Table 3 Main characters of the evaluation parameters

The information entropy can be described as the capability of the detail-performance.

\( IE=\sum_{m=0}^{255}H\left({P}_m\right)=-\sum_{m=0}^{255}{P}_m\cdot \log \left({P}_m\right) \) (where m and P_m stand for the gray-scale value and the probability that the pixel appears in the image.)

The larger the entropy is, the richer the details are, and the better the quality of the fused image is.

Mutual information is a measurement of statistical correlation between two random variables.

\( MI\left(A,B\right)=\sum_{m=0}^{255}{P}_{AB}(m)\log \frac{P_{AB}(m)}{P_A(m)\cdot {P}_B(m)} \) (where P_A(m), P_B(m), and P_AB(m), respectively, show the probability of m-gray-scale among image A, image B, and the united of images A and B.)

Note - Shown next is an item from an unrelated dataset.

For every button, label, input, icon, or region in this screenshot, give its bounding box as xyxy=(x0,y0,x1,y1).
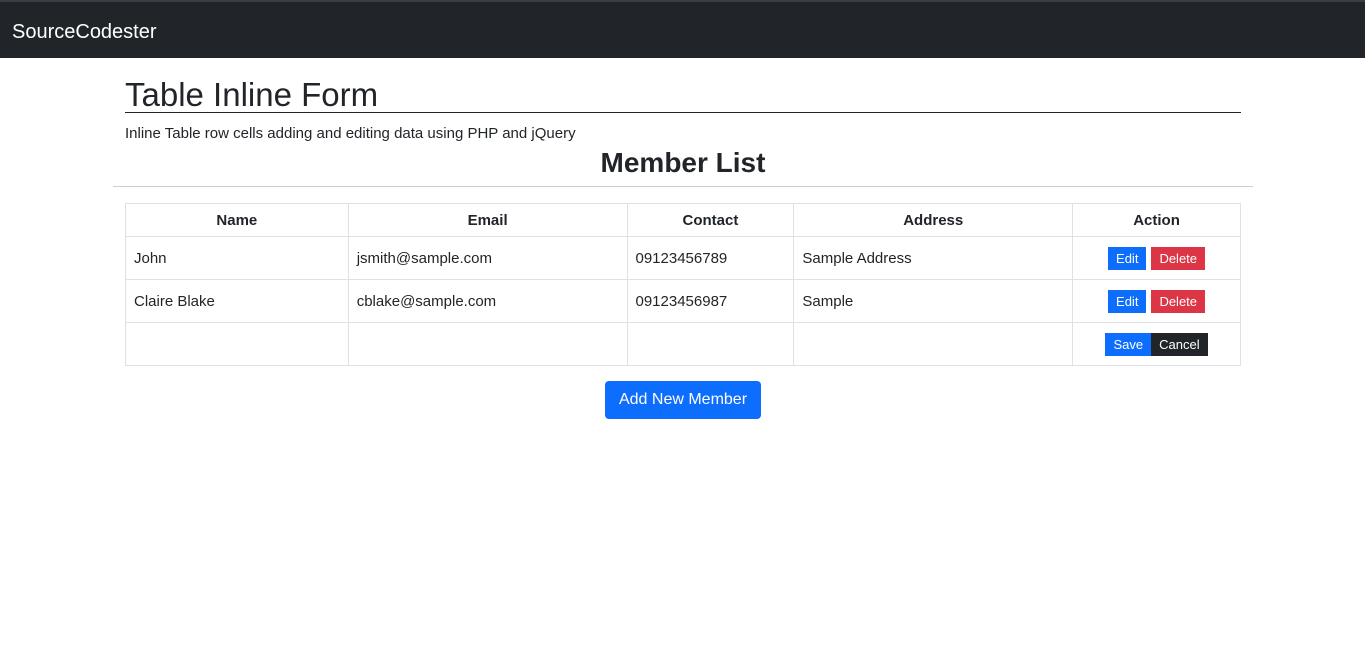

The higher the MI is, the much information fused images can extract from the original image, and the better the fusion results are.

Mean grads, also called clarity, which reflects the changes of image gray-scale.

\( MG=\frac{1}{M\times N}\sum_{i=1}^M\sum_{j=1}^N\sqrt{\varDelta xF{\left(i,j\right)}^2+\varDelta yF{\left(i,j\right)}^2} \) (where ΔxF(i, j) and ΔyF(i, j) denote the difference of F along X and Y directions.)

The higher the mean grads is, the richer the image gray-scale can express, and the more clearly the image is.

The spatial frequency of images measures the degree of the richness of image detail information images

\( SF=\sqrt{RF^2+{CF}^2} \)

(where RF and CF stand for the row-frequency and column-frequency, respectively)

The higher the spatial frequency is, the richer the image levels are, the higher the contrast is. Consequently, the better the fusion result is.